Com relação ao tema intersetorialidade, tão caro e importante nessa produção e que perpassa toda a discussão do livro, destaca-se, no território escolar, o papel do PSE como um importante espaço para a articulação das equipes de atenção básica com os profissionais de educação, proporcionando a sustentabilidade das ações valendo-se da conformação de redes de responsabilidade compartilhada sobre o território. As ações de promoção da saúde e prevenção de doenças e agravos realizadas no PSE visam a garantir oportunidade a todos os educandos de fazer escolhas mais saudáveis e de serem protagonistas do processo de produção da própria saúde. O autor nos permite considerar como o programa procura fomentar uma gestão coletiva e participativa das ações, buscando garantir educação e saúde integrais com base na participação dos profissionais, dos educandos e da comunidade.

É relevante destacar que durante a apresentação de todo o processo metodológico pode-se apreender o quão preciosa foi a capacitação em serviço para o alcance dos melhores resultados, mobilizando todos e permitindo ao Programa sua evolução. Isso permite a reflexão sobre a sustentabilidade de um programa como esse, uma vez que parece ser um grande desafio o de formar os/as formadores/as de professores/as, os/as professores/as e os/as diretores/as das escolas, gestores nestas áreas, e de criar contextos para que o seu desenvolvimento profissional integre a visão de que todos/as eles/as são educadores/as.

No entanto, baseando-se na leitura evidenciamos a carência de articulação entre os setores para o planejamento e execução das ações do Programa, de modo que compromete a intersetorialidade e a integralidade das ações de saúde, resultando em ações com foco biológico e alcance limitado na promoção da saúde, prevenção e assistência à saúde. Outros aspectos que foram importantes/relevantes são a formação de professores na área de saúde; o pouco envolvimento dos pais e da comunidade nas tomadas de decisões.

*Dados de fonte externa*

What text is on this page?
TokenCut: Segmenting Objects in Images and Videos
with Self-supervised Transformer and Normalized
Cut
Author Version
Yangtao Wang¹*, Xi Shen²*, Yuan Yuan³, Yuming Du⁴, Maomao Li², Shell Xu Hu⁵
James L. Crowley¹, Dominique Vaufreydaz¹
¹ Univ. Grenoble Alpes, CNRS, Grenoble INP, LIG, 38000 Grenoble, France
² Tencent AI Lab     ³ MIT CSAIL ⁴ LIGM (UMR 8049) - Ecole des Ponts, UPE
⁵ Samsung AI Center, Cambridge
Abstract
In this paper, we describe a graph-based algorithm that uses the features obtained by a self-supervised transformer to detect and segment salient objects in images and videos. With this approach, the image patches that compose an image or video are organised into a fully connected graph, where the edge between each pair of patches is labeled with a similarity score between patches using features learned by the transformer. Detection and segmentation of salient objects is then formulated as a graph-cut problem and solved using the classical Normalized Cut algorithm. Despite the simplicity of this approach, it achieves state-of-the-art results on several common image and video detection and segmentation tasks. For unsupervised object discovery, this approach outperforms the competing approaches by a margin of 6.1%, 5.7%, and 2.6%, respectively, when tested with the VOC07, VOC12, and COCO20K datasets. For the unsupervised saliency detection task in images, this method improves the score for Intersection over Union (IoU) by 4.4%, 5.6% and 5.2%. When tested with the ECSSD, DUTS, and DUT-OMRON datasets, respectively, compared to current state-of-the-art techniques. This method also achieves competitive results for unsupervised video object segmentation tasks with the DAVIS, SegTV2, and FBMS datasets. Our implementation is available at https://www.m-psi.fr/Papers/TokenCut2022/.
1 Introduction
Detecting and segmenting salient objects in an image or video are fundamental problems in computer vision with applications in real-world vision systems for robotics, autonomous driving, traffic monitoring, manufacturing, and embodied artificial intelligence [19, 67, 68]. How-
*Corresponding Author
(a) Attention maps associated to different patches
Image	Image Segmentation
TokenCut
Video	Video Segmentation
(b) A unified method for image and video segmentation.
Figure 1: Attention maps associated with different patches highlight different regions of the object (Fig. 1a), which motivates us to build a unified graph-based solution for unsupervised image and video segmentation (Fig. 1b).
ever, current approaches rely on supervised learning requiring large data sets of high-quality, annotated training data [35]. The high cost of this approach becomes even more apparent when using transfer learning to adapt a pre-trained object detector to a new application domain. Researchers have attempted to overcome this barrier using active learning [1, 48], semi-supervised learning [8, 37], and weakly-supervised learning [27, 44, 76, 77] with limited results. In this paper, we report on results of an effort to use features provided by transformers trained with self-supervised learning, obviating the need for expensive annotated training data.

O livro, além da brilhante apresentação da construção do processo do PSE, nos permitindo percorrer a trajetória de cada etapa do Programa, tem o mérito de nos alertar sobre o enorme desafio que ainda temos pela frente, sejamos profissionais da saúde ou da educação, de avançar nas ações intersetoriais buscando articular ações a grupos específicos, como a promoção da saúde no ambiente escolar.

Referências

1.   Figueiredo TAM, Machado VLT, Abreu MMS. A saúde na escola: um breve resgate histórico. Ciênc Saúde Colet 2010; 15:397-402.
2.   Silva CS. Escola promotora de saúde: uma nova forma de fazer saúde escolar. In: Lopez FA, Campos Junior D, organizadores. Tratado de pediatria. Barueri: Manole; 2007. p. 289-98.
3.   World Health Organization. Health promotion glossary. Geneva: World Health Organization; 1998. (WHO/HPR/HEP/98.1).
4.   Organização das Nações Unidas. Transformando nosso mundo: a Agenda 2030 para desenvolvimento sustentável. https://nacoesunidas.org/pos2015/agenda2030/ (acessado em 06/Jan/2020).
5.   World Health Organization. School and youth health: what is a health promoting school? School and youth health: what is a health promoting school? http://www.who.int/school_youth_health/gshi/hps/en/ (acessado em 06/Jun/2020).
6.   Silva CS, Bodstein RCA. Referencial teórico sobre práticas intersetoriais em Promoção da Saúde na Escola. Ciênc Saúde Colet 2016; 21:1777-88.
7.   World Health Organization. Healthy settings. http://www.who.int/healthy_settings/en/ (acessado em 06/Jan/2020).
8.   Lopes IE, Nogueira JAD, Rocha DG. Eixos de ação do Programa Saúde na Escola e promoção da saúde: revisão integrativa. Saúde Debate 2018; 42:773-89.